2015-05-20 19 views
1

Учитывая матрицу смежности простого графика, как написать функцию, которая перечисляет изолированные вершины? (Если таковые имеются)Как найти изолированные вершины?

Изолированная вершина является вершиной со степенью 0.

матрица смежности выглядит следующим образом

a, b, c, d, e = range(6) 

#  a b c d e f 
N = [[0,1,0,0,0,1], # a 
    [1,0,1,0,0,0], # b 
    [0,1,0,1,0,0], # c 
    [0,0,1,0,0,1], # d 
    [0,0,0,0,0,0], # e 
    [1,0,0,1,0,0], # f 
+0

Итак, вы спрашиваете, как пройти график? Можете ли вы определить изолированный? – sparkyShorts

+0

Ищите любую строку в матрице, состоящую из всех '0' s (если ваше определение 'isol'' не связано с каким-либо узлом ') – inspectorG4dget

+1

изолированная вершина не является конечной точкой любого ребра и является вершиной со степенью ноль – connie

ответ

0

Чего не хватает из вашего вопроса, то, что вы пробовали. Вернитесь и опубликуйте то, что вы попробовали, чтобы мы могли помочь вам больше, как сказал FrankV. Тем не менее, я дам предложение начать выяснение этого:

Прежде всего, вам нужно перебирать 2D-массив (я предполагаю это из вашего редактирования), поэтому вы знаете, что вам понадобятся вложенный цикл. Затем вам нужно будет проверить четыре разных направления (проверка ошибок за пределами индексов), чтобы увидеть, имеет ли вершина ребро; вы сделаете это для каждой вершины, которую вы перебираете (сложность O (n^2)).

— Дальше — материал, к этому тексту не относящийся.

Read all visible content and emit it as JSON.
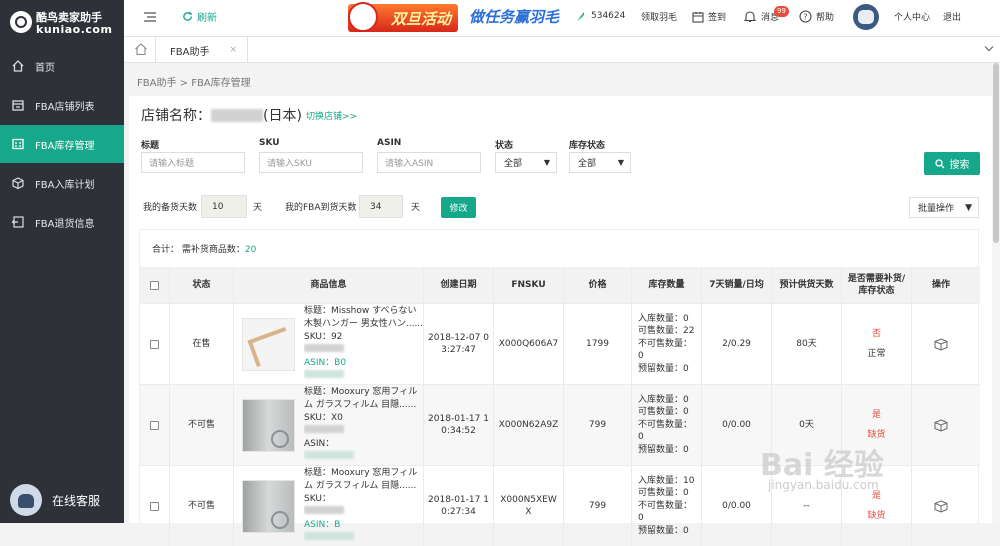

Это базовый подход к алгоритму; Конечно, есть много других способов решить эту проблему. Первый шаг, однако, заключается в том, чтобы довести его до точки, где вы можете понять это, а затем закодировать его. Вернитесь к нему, когда вы его правильно работаете, и оптимизируйте его.

1

Чтобы найти изолированные вершины, вы можете сформировать график degree matrix, а затем искать 0 по диагонали. Вот два примера график:

import networkx as nx 
import matplotlib.pyplot as plt 
import numpy as np 

# star adjacency matrix 
star_adj = np.array([[0, 1, 1, 1, 1, 1], [1, 0, 0, 0, 0, 0], [1, 0, 0, 0, 0, 0], [1, 0, 0, 0, 0, 0], 
       [1, 0, 0, 0, 0, 0], [1, 0, 0, 0, 0, 0]]) 
# gr = nx.from_numpy_matrix(star_adj) 
# nx.draw(gr) 
# plt.show() 

enter image description here

Мы не ожидаем каких-либо изолированных вершин в этой звезды графике.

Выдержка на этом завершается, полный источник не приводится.